De Beers attempts to increase its Russian investment

De Beers is planning to increase its presence in Russia, brushing aside mounting concerns over the rule of law and state interference in business, it reportedly said.

“We want to get into upstream [production] in Russia,” Gary Ralfe, group managing director, reportedly said Dec. 12.

De Beers, which is 45% owned by London-listed Anglo American, is seeking to diversify diamond production beyond its traditional sources of supply, mainly in southern Africa. Russia, alongside Canada, offers opportunities for new investment, London’s Financial Times reports.

De Beers has an exploration joint venture in Archangel Diamond Corporation in Russia, but it is likely to watch closely the future of Alrosa, the state-owned diamond producer, which sells a large portion of its production to De Beers, the British publication reports.

Alrosa controls nearly all of Russia’s diamond production. The company is jointly owned by the central government in Moscow and the Republic of Sakha, and produces about 20% of the world’s rough diamonds. Unlike other Russian mining companies, Alrosa has little surplus capital and needs to modernize its mines.

De Beers is waiting for an all-clear from the European Commission so it can finalize a proposed diamond-buying agreement with Alrosa, the publication reports.

Negotiations with the EU were making good progress and “in their final lap,” Ralfe reportedly said.

De Beers has been buying around $800 million worth of diamonds a year for the past three years from Alrosa on a “willing buyer, willing seller” basis. It is an arrangement that Ralfe reportedly says has worked “extremely well.”
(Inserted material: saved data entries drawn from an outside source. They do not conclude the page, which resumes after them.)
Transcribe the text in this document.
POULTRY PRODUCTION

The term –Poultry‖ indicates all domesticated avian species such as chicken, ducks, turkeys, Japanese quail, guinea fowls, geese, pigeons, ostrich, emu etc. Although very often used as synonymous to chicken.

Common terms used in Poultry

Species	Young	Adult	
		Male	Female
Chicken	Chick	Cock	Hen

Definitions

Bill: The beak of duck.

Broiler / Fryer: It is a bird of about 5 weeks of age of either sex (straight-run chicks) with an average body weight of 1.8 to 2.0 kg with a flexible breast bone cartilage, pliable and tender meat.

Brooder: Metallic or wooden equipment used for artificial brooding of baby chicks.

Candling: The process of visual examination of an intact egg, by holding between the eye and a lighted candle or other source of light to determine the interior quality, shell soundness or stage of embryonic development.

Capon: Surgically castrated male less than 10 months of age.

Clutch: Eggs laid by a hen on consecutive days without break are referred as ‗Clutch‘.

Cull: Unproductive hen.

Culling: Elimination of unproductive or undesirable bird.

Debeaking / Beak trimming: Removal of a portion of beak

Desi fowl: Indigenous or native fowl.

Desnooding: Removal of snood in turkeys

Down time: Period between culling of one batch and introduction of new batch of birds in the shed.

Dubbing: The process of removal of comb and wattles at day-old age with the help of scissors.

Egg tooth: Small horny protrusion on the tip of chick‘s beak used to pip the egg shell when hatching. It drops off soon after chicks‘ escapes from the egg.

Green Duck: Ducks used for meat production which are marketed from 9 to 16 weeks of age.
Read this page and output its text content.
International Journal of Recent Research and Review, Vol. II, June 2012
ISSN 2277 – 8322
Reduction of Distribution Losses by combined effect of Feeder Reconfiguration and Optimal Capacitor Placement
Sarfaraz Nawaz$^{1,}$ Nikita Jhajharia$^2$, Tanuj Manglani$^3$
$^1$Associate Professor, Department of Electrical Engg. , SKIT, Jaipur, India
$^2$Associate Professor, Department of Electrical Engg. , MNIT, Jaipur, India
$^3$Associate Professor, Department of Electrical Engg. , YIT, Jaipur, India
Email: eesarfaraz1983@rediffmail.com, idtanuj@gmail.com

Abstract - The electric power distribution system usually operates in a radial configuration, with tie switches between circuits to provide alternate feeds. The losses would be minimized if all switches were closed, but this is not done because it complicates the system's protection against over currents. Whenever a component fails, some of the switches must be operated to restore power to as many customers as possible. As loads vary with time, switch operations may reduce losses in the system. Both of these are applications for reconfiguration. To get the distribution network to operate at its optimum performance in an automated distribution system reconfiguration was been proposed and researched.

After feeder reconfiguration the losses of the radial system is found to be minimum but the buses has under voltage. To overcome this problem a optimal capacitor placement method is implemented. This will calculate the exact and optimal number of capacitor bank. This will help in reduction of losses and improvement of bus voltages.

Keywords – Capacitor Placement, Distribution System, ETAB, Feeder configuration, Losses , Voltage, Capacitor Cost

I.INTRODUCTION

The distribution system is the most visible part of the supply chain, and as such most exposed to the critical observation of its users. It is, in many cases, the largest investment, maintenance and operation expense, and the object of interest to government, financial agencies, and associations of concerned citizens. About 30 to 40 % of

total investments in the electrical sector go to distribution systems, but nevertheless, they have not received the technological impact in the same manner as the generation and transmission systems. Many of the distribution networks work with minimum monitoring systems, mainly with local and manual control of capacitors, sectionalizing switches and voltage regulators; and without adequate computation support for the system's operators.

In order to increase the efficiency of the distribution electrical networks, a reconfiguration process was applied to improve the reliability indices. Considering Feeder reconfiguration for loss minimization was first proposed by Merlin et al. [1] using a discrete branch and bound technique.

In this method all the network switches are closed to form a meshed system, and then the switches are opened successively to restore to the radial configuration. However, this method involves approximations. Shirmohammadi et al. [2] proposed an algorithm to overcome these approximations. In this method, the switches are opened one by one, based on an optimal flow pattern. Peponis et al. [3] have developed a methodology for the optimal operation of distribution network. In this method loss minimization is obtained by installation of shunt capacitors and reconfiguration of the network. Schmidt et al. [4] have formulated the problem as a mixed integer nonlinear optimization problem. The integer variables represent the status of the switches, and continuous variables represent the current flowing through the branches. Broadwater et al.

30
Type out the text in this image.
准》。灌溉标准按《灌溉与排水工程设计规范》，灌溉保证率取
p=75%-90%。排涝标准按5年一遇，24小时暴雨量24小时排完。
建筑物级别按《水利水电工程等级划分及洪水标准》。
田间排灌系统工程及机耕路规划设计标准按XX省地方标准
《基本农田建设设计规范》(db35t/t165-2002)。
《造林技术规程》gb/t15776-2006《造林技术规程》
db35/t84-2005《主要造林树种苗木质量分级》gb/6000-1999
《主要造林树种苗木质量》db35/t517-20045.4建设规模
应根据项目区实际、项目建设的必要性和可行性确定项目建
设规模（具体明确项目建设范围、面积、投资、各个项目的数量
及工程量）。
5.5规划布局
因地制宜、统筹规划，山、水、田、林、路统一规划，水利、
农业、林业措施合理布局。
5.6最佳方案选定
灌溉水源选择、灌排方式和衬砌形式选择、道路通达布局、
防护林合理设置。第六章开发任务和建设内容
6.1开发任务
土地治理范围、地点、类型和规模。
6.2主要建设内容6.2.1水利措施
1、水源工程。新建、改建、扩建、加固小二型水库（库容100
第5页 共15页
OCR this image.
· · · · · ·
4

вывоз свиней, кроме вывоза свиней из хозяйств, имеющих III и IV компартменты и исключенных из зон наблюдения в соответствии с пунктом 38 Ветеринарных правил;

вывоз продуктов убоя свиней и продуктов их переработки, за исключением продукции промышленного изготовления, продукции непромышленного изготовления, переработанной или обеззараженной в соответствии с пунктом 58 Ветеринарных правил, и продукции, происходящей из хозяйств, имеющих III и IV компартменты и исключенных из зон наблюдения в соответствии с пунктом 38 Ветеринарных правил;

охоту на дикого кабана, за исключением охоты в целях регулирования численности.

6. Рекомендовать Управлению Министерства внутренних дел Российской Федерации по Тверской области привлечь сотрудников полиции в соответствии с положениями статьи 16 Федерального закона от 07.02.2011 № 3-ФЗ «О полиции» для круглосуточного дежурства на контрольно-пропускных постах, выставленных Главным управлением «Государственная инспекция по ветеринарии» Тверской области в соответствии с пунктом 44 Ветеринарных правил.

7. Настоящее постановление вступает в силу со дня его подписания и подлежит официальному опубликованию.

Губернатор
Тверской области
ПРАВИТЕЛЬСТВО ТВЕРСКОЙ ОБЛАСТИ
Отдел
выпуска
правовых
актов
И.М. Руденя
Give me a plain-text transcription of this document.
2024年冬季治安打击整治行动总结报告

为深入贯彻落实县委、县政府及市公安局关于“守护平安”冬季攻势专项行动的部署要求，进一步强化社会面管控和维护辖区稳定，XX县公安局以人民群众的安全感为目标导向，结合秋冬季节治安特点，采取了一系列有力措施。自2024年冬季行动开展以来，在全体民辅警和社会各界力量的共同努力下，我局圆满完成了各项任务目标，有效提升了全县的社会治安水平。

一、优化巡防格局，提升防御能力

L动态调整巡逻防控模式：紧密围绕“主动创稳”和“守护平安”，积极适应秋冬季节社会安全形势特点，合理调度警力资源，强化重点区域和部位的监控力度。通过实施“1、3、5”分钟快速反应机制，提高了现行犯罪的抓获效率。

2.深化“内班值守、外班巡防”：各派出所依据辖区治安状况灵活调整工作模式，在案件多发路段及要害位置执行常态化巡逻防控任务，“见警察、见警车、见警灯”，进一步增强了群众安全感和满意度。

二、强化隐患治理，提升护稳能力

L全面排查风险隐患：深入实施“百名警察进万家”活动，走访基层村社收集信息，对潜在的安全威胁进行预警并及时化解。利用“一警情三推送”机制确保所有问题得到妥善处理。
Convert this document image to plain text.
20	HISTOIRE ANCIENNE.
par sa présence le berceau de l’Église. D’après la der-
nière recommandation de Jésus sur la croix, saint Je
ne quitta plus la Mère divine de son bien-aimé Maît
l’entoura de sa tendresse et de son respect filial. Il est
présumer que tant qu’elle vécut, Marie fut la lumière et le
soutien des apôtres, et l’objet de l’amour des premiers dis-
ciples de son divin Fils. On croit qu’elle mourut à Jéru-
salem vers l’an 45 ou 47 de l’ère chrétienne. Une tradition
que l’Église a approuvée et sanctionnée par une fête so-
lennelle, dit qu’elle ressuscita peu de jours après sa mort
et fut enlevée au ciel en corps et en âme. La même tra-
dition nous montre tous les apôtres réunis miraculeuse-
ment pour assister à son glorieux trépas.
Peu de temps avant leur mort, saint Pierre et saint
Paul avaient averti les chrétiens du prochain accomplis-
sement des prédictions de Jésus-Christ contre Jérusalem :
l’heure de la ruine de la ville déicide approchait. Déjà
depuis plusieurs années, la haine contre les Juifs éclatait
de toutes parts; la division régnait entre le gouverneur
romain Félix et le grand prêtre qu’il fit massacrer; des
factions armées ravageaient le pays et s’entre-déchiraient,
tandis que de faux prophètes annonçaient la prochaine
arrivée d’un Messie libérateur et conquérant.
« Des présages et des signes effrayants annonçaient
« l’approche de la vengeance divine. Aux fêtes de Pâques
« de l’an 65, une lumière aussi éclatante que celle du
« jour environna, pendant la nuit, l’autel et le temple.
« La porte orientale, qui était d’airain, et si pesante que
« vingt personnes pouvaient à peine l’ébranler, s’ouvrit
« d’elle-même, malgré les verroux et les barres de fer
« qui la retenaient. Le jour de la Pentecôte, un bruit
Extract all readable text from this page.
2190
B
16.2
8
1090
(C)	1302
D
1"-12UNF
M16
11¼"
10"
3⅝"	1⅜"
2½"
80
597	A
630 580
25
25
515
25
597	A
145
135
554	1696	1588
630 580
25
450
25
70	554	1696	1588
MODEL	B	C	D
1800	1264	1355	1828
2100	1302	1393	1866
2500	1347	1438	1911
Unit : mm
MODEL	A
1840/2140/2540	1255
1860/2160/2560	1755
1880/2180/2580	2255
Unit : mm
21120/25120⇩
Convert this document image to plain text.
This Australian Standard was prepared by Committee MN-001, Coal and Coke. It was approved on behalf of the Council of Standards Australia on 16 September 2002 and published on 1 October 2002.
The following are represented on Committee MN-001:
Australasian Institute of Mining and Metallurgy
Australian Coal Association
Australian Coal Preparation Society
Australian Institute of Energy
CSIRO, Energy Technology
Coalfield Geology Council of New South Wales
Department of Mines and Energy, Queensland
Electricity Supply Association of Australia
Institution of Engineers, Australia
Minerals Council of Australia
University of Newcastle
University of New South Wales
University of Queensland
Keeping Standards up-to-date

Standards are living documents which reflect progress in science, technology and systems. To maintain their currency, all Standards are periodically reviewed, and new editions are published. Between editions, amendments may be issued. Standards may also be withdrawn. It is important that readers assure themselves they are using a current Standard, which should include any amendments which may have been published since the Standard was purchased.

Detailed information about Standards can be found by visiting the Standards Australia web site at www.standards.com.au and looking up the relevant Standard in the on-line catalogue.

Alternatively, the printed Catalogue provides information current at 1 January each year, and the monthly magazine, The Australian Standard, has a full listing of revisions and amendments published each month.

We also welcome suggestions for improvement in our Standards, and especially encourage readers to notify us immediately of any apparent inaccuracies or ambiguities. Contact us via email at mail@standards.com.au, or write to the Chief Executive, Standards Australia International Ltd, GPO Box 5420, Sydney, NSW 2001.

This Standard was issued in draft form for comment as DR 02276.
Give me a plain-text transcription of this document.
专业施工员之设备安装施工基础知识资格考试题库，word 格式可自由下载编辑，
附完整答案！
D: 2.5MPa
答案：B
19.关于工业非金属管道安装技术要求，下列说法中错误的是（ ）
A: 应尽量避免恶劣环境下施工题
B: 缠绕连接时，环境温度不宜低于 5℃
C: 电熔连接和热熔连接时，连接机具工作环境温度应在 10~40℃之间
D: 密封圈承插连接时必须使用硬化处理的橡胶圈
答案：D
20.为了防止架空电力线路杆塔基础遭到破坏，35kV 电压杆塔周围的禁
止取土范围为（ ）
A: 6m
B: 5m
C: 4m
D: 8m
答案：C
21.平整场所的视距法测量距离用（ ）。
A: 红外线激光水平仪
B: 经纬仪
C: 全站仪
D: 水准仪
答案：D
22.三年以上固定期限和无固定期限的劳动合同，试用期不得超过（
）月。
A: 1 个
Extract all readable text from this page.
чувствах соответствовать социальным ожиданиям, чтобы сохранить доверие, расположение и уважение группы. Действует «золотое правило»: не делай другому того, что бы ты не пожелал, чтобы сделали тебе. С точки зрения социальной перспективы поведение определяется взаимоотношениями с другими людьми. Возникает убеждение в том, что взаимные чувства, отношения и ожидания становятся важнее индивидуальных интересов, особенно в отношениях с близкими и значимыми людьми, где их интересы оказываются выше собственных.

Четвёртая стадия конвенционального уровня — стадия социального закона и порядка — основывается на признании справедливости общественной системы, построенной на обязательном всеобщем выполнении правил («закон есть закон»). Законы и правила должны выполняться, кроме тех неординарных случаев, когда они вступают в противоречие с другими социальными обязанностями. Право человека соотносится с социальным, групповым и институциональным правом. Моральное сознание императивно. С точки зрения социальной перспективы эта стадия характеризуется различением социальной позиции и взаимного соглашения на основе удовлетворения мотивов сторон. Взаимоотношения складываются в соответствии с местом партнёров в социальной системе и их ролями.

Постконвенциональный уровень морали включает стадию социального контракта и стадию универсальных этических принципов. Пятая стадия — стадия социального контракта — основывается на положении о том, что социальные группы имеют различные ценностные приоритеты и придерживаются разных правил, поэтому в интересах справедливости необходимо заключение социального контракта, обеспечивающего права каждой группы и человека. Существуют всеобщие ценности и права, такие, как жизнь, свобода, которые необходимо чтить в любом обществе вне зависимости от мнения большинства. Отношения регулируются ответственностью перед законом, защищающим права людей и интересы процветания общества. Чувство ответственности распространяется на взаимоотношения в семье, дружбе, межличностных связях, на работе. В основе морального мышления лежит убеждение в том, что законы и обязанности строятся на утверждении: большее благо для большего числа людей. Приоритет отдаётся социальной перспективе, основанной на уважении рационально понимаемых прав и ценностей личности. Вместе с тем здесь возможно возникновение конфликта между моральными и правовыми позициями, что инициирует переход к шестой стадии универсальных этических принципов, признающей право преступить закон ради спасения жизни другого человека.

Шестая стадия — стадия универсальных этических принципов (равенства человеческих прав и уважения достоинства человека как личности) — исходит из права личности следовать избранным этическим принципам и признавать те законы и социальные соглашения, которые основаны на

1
Ralfe reportedly said De Beers had not encountered difficulties with the Russian authorities and had been encouraged by the government’s declared intention to make the industry more transparent. Legislation to declassify diamond data, until now a closely held state secret, was passed months ago but Russia’s president Vladimir Putin has yet to sign it into law.

But De Beers executives reportedly said Russia’s opaque taxation regime represented a risk factor in doing business in the country.